J Appl Physiol (1985). 2012 Mar;112(6):1015-22. doi: 10.1152/japplphysiol.01307.2011. Epub 2011 Dec 15.
Interleukin (IL)-1β is involved in several brain functions, including sleep regulation. It promotes non-rapid eye movement (NREM) sleep via the IL-1 type I receptor. IL-1β/IL-1 receptor complex signaling requires adaptor proteins, e.g., the IL-1 receptor brain-specific accessory protein (AcPb). We have cloned and characterized rat AcPb, which shares substantial homologies with mouse AcPb and, compared with AcP, is preferentially expressed in the brain. Furthermore, rat somatosensory cortex AcPb mRNA varied across the day with sleep propensity, increased after sleep deprivation, and was induced by somnogenic doses of IL-1β. Duration of NREM sleep was slightly shorter and duration of REM sleep was slightly longer in AcPb knockout than wild-type mice. In response to lipopolysaccharide, which is used to induce IL-1β, sleep responses were exaggerated in AcPb knockout mice, suggesting that, in normal mice, inflammation-mediated sleep responses are attenuated by AcPb. We conclude that AcPb has a role in sleep responses to inflammatory stimuli and, possibly, in physiological sleep regulation.

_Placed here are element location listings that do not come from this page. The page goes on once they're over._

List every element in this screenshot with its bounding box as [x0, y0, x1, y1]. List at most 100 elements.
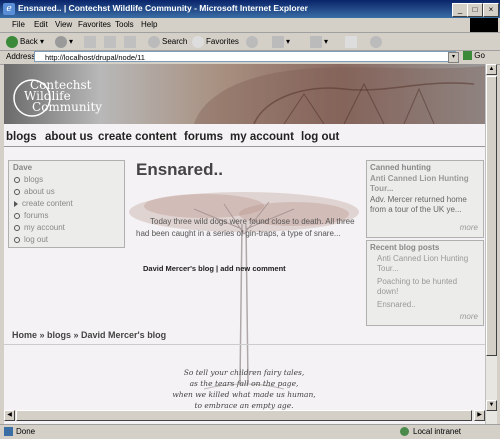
- recent-blog-posts-block: Recent blog posts Anti Canned Lion Hunti…: [366, 240, 484, 326]
- address-bar: Address http://localhost/drupal/node/11 …: [0, 50, 500, 65]
- user-menu-item-forums[interactable]: forums: [14, 210, 73, 222]
- menu-bar: File Edit View Favorites Tools Help: [0, 18, 500, 33]
- mail-icon: [272, 35, 284, 48]
- windows-logo-icon: [470, 18, 498, 32]
- window-title: Ensnared.. | Contechst Wildlife Communit…: [18, 3, 308, 13]
- nav-about-us[interactable]: about us: [45, 131, 93, 143]
- scroll-down-button[interactable]: ▼: [486, 400, 497, 411]
- menu-edit[interactable]: Edit: [34, 20, 48, 29]
- history-button[interactable]: [246, 35, 260, 49]
- canned-item-title[interactable]: Anti Canned Lion Hunting Tour...: [370, 174, 480, 194]
- article-body: Today three wild dogs were found close t…: [136, 217, 355, 238]
- user-menu-item-log-out[interactable]: log out: [14, 234, 73, 246]
- footer-poem: So tell your children fairy tales, as th…: [124, 367, 364, 411]
- poem-line-1: So tell your children fairy tales,: [183, 368, 305, 377]
- nav-create-content[interactable]: create content: [98, 131, 177, 143]
- horizontal-scroll-thumb[interactable]: [16, 410, 472, 421]
- horizontal-scrollbar[interactable]: ◀ ▶: [4, 410, 485, 421]
- back-arrow-icon: [6, 35, 18, 48]
- mail-button[interactable]: ▾: [272, 35, 290, 49]
- maximize-button[interactable]: □: [467, 3, 483, 17]
- article: Ensnared.. Today three wild dogs were fo…: [136, 160, 361, 280]
- scroll-up-button[interactable]: ▲: [486, 64, 497, 75]
- edit-button[interactable]: [345, 35, 359, 49]
- nav-my-account[interactable]: my account: [230, 131, 294, 143]
- user-menu-item-blogs[interactable]: blogs: [14, 174, 73, 186]
- stop-icon: [84, 35, 96, 48]
- article-title[interactable]: Ensnared..: [136, 160, 223, 180]
- messenger-icon: [370, 35, 382, 48]
- forward-arrow-icon: [55, 35, 67, 48]
- bullet-icon: [14, 236, 20, 243]
- nav-blogs[interactable]: blogs: [6, 131, 37, 143]
- browser-viewport: Contechst Wildlife Community blogs about…: [4, 64, 485, 424]
- nav-log-out[interactable]: log out: [301, 131, 339, 143]
- history-icon: [246, 35, 258, 48]
- forward-button[interactable]: ▾: [55, 35, 73, 49]
- menu-help[interactable]: Help: [141, 20, 157, 29]
- page-icon: [4, 427, 13, 436]
- canned-item-text: Adv. Mercer returned home from a tour of…: [370, 195, 467, 214]
- back-button[interactable]: Back ▾: [6, 35, 44, 49]
- user-menu-block: Dave blogs about us create content forum…: [8, 160, 125, 248]
- intranet-icon: [400, 427, 409, 436]
- print-icon: [310, 35, 322, 48]
- zone-text: Local intranet: [413, 427, 462, 436]
- home-button[interactable]: [124, 35, 138, 49]
- bullet-icon: [14, 176, 20, 183]
- status-text: Done: [16, 427, 36, 436]
- search-icon: [148, 35, 160, 48]
- recent-post-2[interactable]: Poaching to be hunted down!: [377, 277, 477, 297]
- scroll-thumb[interactable]: [486, 76, 497, 356]
- recent-block-title: Recent blog posts: [370, 243, 440, 252]
- search-button[interactable]: Search: [148, 35, 187, 49]
- canned-more-link[interactable]: more: [460, 223, 478, 232]
- poem-line-3: when we killed what made us human,: [172, 390, 316, 399]
- site-header: Contechst Wildlife Community: [4, 64, 485, 124]
- scroll-right-button[interactable]: ▶: [474, 410, 485, 421]
- poem-line-2: as the tears fall on the page,: [189, 379, 299, 388]
- stop-button[interactable]: [84, 35, 98, 49]
- star-icon: [192, 35, 204, 48]
- user-block-title: Dave: [13, 163, 33, 172]
- content-divider: [4, 344, 485, 345]
- menu-tools[interactable]: Tools: [115, 20, 134, 29]
- close-button[interactable]: ×: [483, 3, 499, 17]
- logo-line-3: Community: [32, 100, 103, 114]
- status-bar: Done Local intranet: [0, 424, 500, 439]
- site-logo[interactable]: Contechst Wildlife Community: [12, 76, 122, 120]
- user-menu-item-about-us[interactable]: about us: [14, 186, 73, 198]
- menu-file[interactable]: File: [12, 20, 25, 29]
- breadcrumb[interactable]: Home » blogs » David Mercer's blog: [12, 330, 166, 340]
- address-input[interactable]: http://localhost/drupal/node/11: [34, 51, 456, 62]
- user-menu-item-my-account[interactable]: my account: [14, 222, 73, 234]
- bullet-icon: [14, 188, 20, 195]
- article-meta-links[interactable]: David Mercer's blog | add new comment: [143, 264, 286, 273]
- scroll-left-button[interactable]: ◀: [4, 410, 15, 421]
- refresh-icon: [104, 35, 116, 48]
- bullet-icon: [14, 224, 20, 231]
- print-button[interactable]: ▾: [310, 35, 328, 49]
- user-menu-item-create-content[interactable]: create content: [14, 198, 73, 210]
- canned-hunting-block: Canned hunting Anti Canned Lion Hunting …: [366, 160, 484, 238]
- minimize-button[interactable]: _: [452, 3, 468, 17]
- refresh-button[interactable]: [104, 35, 118, 49]
- recent-more-link[interactable]: more: [460, 312, 478, 321]
- menu-view[interactable]: View: [55, 20, 72, 29]
- edit-icon: [345, 35, 357, 48]
- address-dropdown-button[interactable]: ▾: [448, 52, 459, 63]
- go-arrow-icon: [463, 51, 472, 61]
- bullet-icon: [14, 212, 20, 219]
- vertical-scrollbar[interactable]: ▲ ▼: [485, 64, 497, 424]
- recent-post-1[interactable]: Anti Canned Lion Hunting Tour...: [377, 254, 477, 274]
- title-bar: e Ensnared.. | Contechst Wildlife Commun…: [0, 0, 500, 18]
- toolbar: Back ▾ ▾ Search Favorites ▾ ▾: [0, 33, 500, 51]
- ie-icon: e: [3, 3, 15, 15]
- nav-forums[interactable]: forums: [184, 131, 223, 143]
- recent-post-3[interactable]: Ensnared..: [377, 300, 477, 310]
- go-button[interactable]: Go: [463, 51, 485, 61]
- messenger-button[interactable]: [370, 35, 384, 49]
- favorites-button[interactable]: Favorites: [192, 35, 239, 49]
- menu-favorites[interactable]: Favorites: [78, 20, 111, 29]
- address-label: Address: [6, 52, 36, 61]
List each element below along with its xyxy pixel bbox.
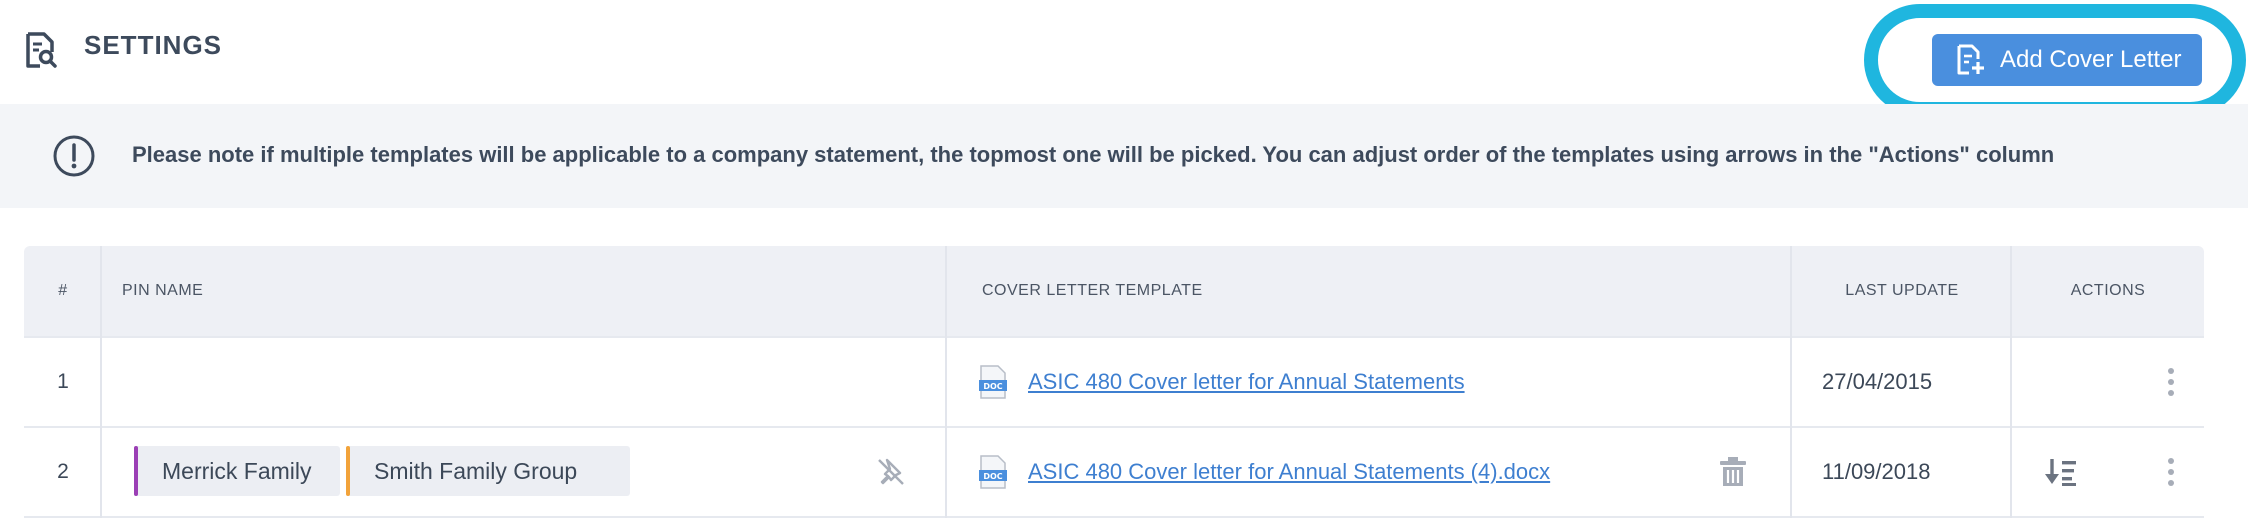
- add-document-icon: [1957, 44, 1984, 75]
- last-update-date: 27/04/2015: [1822, 369, 1933, 394]
- add-cover-letter-button[interactable]: Add Cover Letter: [1932, 34, 2202, 86]
- svg-text:DOC: DOC: [983, 382, 1002, 391]
- row-menu-button[interactable]: [2164, 338, 2178, 426]
- document-search-icon: [26, 32, 57, 68]
- column-header-number: #: [58, 282, 68, 299]
- info-notice: Please note if multiple templates will b…: [0, 104, 2248, 208]
- column-header-last-update: LAST UPDATE: [1845, 282, 1959, 299]
- page-header: SETTINGS Add Cover Letter: [0, 0, 2262, 116]
- row-menu-button[interactable]: [2164, 428, 2178, 516]
- docx-file-icon: DOC: [979, 455, 1007, 489]
- row-number: 1: [57, 370, 69, 393]
- kebab-menu-icon: [2164, 458, 2178, 486]
- template-cell: DOC ASIC 480 Cover letter for Annual Sta…: [978, 338, 1465, 426]
- column-header-pin-name: PIN NAME: [122, 282, 204, 299]
- template-link[interactable]: ASIC 480 Cover letter for Annual Stateme…: [1028, 369, 1465, 395]
- template-cell: DOC ASIC 480 Cover letter for Annual Sta…: [978, 428, 1550, 516]
- column-header-template: COVER LETTER TEMPLATE: [982, 282, 1203, 299]
- pin-tag-smith-family-group[interactable]: Smith Family Group: [346, 446, 630, 496]
- column-divider: [2010, 246, 2012, 518]
- table-row: 1 DOC ASIC 480 Cover letter for Annual S…: [24, 338, 2204, 428]
- column-header-actions: ACTIONS: [2070, 282, 2146, 299]
- table-header-row: # PIN NAME COVER LETTER TEMPLATE LAST UP…: [24, 246, 2204, 338]
- unpin-icon: [878, 458, 904, 485]
- delete-template-button[interactable]: [1718, 428, 1748, 516]
- info-circle-icon: [53, 135, 95, 177]
- unpin-button[interactable]: [874, 428, 908, 516]
- row-number: 2: [57, 460, 69, 483]
- notice-text: Please note if multiple templates will b…: [132, 142, 2055, 167]
- page-title: SETTINGS: [84, 30, 223, 60]
- trash-icon: [1720, 457, 1746, 486]
- last-update-date: 11/09/2018: [1822, 459, 1931, 484]
- column-divider: [100, 246, 102, 518]
- template-link[interactable]: ASIC 480 Cover letter for Annual Stateme…: [1028, 459, 1550, 485]
- sort-down-icon: [2045, 459, 2076, 486]
- add-cover-letter-label: Add Cover Letter: [2000, 46, 2182, 73]
- column-divider: [945, 246, 947, 518]
- move-down-button[interactable]: [2044, 428, 2078, 516]
- table-row: 2 Merrick Family Smith Family Group DOC …: [24, 428, 2204, 518]
- svg-text:DOC: DOC: [983, 472, 1002, 481]
- column-divider: [1790, 246, 1792, 518]
- pin-tag-merrick-family[interactable]: Merrick Family: [134, 446, 340, 496]
- kebab-menu-icon: [2164, 368, 2178, 396]
- docx-file-icon: DOC: [979, 365, 1007, 399]
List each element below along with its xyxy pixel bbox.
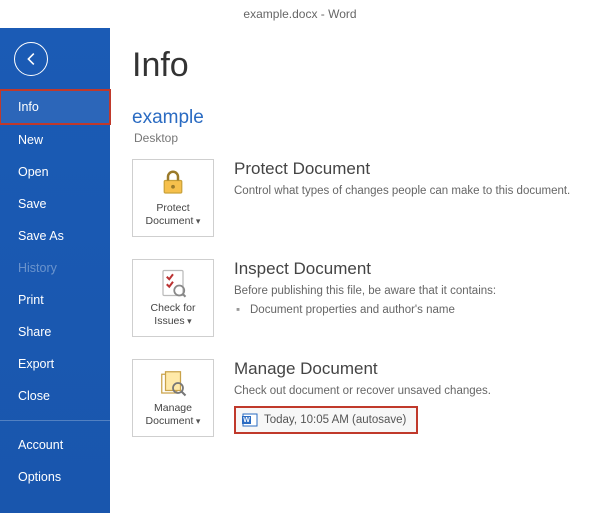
word-doc-icon: W (242, 412, 258, 428)
sidebar-item-label: Close (18, 389, 50, 403)
sidebar-item-label: Info (18, 100, 39, 114)
sidebar-item-save[interactable]: Save (0, 188, 110, 220)
section-title: Inspect Document (234, 259, 578, 279)
sidebar-separator (0, 420, 110, 421)
sidebar-item-export[interactable]: Export (0, 348, 110, 380)
checklist-icon (158, 268, 188, 298)
sidebar-item-account[interactable]: Account (0, 429, 110, 461)
sidebar-item-info[interactable]: Info (0, 90, 110, 124)
sidebar-item-label: Options (18, 470, 61, 484)
sidebar-item-label: Open (18, 165, 49, 179)
sidebar-item-label: Account (18, 438, 63, 452)
back-button[interactable] (14, 42, 48, 76)
sidebar-item-history: History (0, 252, 110, 284)
document-location: Desktop (134, 131, 578, 145)
document-name: example (132, 107, 578, 129)
documents-icon (158, 368, 188, 398)
lock-icon (158, 168, 188, 198)
sidebar-item-new[interactable]: New (0, 124, 110, 156)
sidebar-item-label: Save (18, 197, 47, 211)
sidebar-item-print[interactable]: Print (0, 284, 110, 316)
section-title: Protect Document (234, 159, 578, 179)
arrow-left-icon (22, 50, 40, 68)
issues-list: Document properties and author's name (234, 304, 578, 316)
tile-label: Check for Issues (137, 302, 209, 327)
sidebar-item-close[interactable]: Close (0, 380, 110, 412)
sidebar-item-label: Export (18, 357, 54, 371)
tile-label: Manage Document (137, 402, 209, 427)
section-title: Manage Document (234, 359, 578, 379)
section-description: Check out document or recover unsaved ch… (234, 383, 578, 400)
manage-section: Manage Document Manage Document Check ou… (132, 359, 578, 437)
info-panel: Info example Desktop Protect Document Pr… (110, 28, 600, 513)
tile-label: Protect Document (137, 202, 209, 227)
sidebar-item-label: History (18, 261, 57, 275)
autosave-version-item[interactable]: W Today, 10:05 AM (autosave) (234, 406, 418, 434)
protect-section: Protect Document Protect Document Contro… (132, 159, 578, 237)
backstage-sidebar: Info New Open Save Save As History Print… (0, 28, 110, 513)
sidebar-item-label: Print (18, 293, 44, 307)
section-description: Before publishing this file, be aware th… (234, 283, 578, 300)
inspect-section: Check for Issues Inspect Document Before… (132, 259, 578, 337)
sidebar-item-label: Share (18, 325, 51, 339)
issue-item: Document properties and author's name (234, 304, 578, 316)
protect-document-tile[interactable]: Protect Document (132, 159, 214, 237)
sidebar-item-share[interactable]: Share (0, 316, 110, 348)
title-bar: example.docx - Word (0, 0, 600, 28)
backstage-container: Info New Open Save Save As History Print… (0, 28, 600, 513)
sidebar-item-label: New (18, 133, 43, 147)
autosave-label: Today, 10:05 AM (autosave) (264, 414, 406, 426)
sidebar-item-open[interactable]: Open (0, 156, 110, 188)
sidebar-item-options[interactable]: Options (0, 461, 110, 493)
svg-text:W: W (243, 417, 250, 424)
check-for-issues-tile[interactable]: Check for Issues (132, 259, 214, 337)
manage-document-tile[interactable]: Manage Document (132, 359, 214, 437)
sidebar-item-save-as[interactable]: Save As (0, 220, 110, 252)
sidebar-item-label: Save As (18, 229, 64, 243)
page-title: Info (132, 46, 578, 85)
section-description: Control what types of changes people can… (234, 183, 578, 200)
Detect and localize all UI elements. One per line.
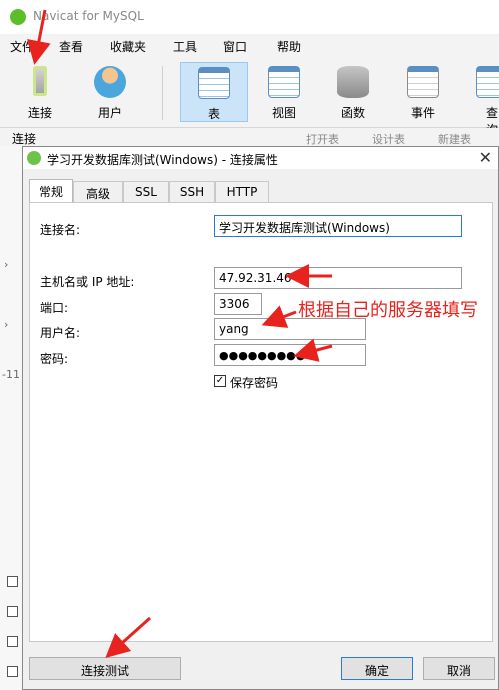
arrow-to-username-field — [261, 305, 297, 328]
arrow-to-test-button — [105, 616, 152, 659]
annotation-arrows — [27, 9, 333, 659]
arrow-to-connect-icon — [27, 9, 51, 65]
arrow-to-password-field — [293, 338, 333, 362]
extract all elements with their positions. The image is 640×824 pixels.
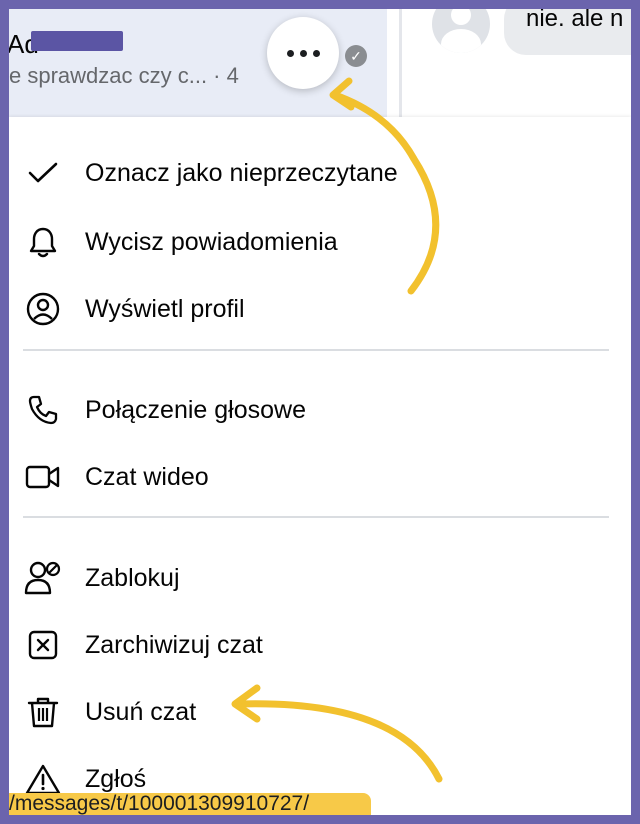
status-url: /messages/t/100001309910727/ <box>9 793 310 815</box>
user-circle-icon <box>23 289 63 329</box>
bell-icon <box>23 222 63 262</box>
archive-x-icon <box>23 625 63 665</box>
menu-item-label: Czat wideo <box>85 462 209 491</box>
ellipsis-dot <box>299 49 307 57</box>
status-url-bar: /messages/t/100001309910727/ <box>9 793 371 815</box>
menu-divider <box>23 516 609 518</box>
chat-preview: e sprawdzac czy c... · 4 <box>9 63 239 88</box>
menu-item-block[interactable]: Zablokuj <box>9 551 609 605</box>
more-options-button[interactable] <box>267 17 339 89</box>
menu-item-video-chat[interactable]: Czat wideo <box>9 450 609 504</box>
chat-list-item[interactable]: Ad e sprawdzac czy c... · 4 ✓ <box>9 9 387 117</box>
menu-divider <box>23 349 609 351</box>
trash-icon <box>23 692 63 732</box>
menu-item-delete-chat[interactable]: Usuń czat <box>9 685 609 739</box>
menu-item-label: Połączenie głosowe <box>85 395 306 424</box>
menu-item-mark-unread[interactable]: Oznacz jako nieprzeczytane <box>9 146 609 200</box>
phone-icon <box>23 390 63 430</box>
chat-context-menu: Oznacz jako nieprzeczytane Wycisz powiad… <box>9 117 631 815</box>
screenshot-frame: Ad e sprawdzac czy c... · 4 ✓ nie. ale n… <box>0 0 640 824</box>
message-bubble: nie. ale n <box>504 9 631 55</box>
menu-item-view-profile[interactable]: Wyświetl profil <box>9 282 609 336</box>
menu-item-label: Usuń czat <box>85 697 197 726</box>
ellipsis-dot <box>312 49 320 57</box>
user-block-icon <box>23 558 63 598</box>
video-camera-icon <box>23 457 63 497</box>
check-icon <box>23 153 63 193</box>
ellipsis-icon <box>286 49 294 57</box>
menu-item-archive[interactable]: Zarchiwizuj czat <box>9 618 609 672</box>
conversation-pane: nie. ale n <box>402 9 631 117</box>
menu-item-label: Zarchiwizuj czat <box>85 630 263 659</box>
app-window: Ad e sprawdzac czy c... · 4 ✓ nie. ale n… <box>9 9 631 815</box>
menu-item-label: Zgłoś <box>85 764 147 793</box>
menu-item-mute[interactable]: Wycisz powiadomienia <box>9 215 609 269</box>
avatar[interactable] <box>432 9 490 53</box>
redaction-bar <box>31 31 123 51</box>
message-text: nie. ale n <box>526 9 624 32</box>
menu-item-label: Zablokuj <box>85 563 180 592</box>
menu-item-label: Oznacz jako nieprzeczytane <box>85 158 398 187</box>
menu-item-label: Wycisz powiadomienia <box>85 227 338 256</box>
check-circle-icon: ✓ <box>345 45 367 67</box>
menu-item-label: Wyświetl profil <box>85 294 245 323</box>
menu-item-voice-call[interactable]: Połączenie głosowe <box>9 383 609 437</box>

白细胞介素 (IL)-1β 参与多种脑功能,包括睡眠调节。它通过 IL-1 型受体促进非快速眼动 (NREM) 睡眠。IL-1β/IL-1 受体复合物信号需要衔接蛋白,例如白细胞介素-1 受体脑特异性辅助蛋白 (AcPb)。我们已经克隆并表征了大鼠 AcPb,它与小鼠 AcPb 具有显著的同源性,与 AcP 相比,在大脑中优先表达。此外,大鼠体感皮层 AcPb mRNA 随睡眠倾向在一天中变化,睡眠剥夺后增加,并被 IL-1β 的促睡眠剂量诱导。AcPb 基因敲除小鼠的 NREM 睡眠时间略短,REM 睡眠时间略长。在 AcPb 基因敲除小鼠中,脂多糖(用于诱导 IL-1β)引起的睡眠反应被夸大,这表明在正常小鼠中,炎症介导的睡眠反应被 AcPb 减弱。我们得出结论,AcPb 在对炎症刺激的睡眠反应中起作用,并且可能在生理睡眠调节中起作用。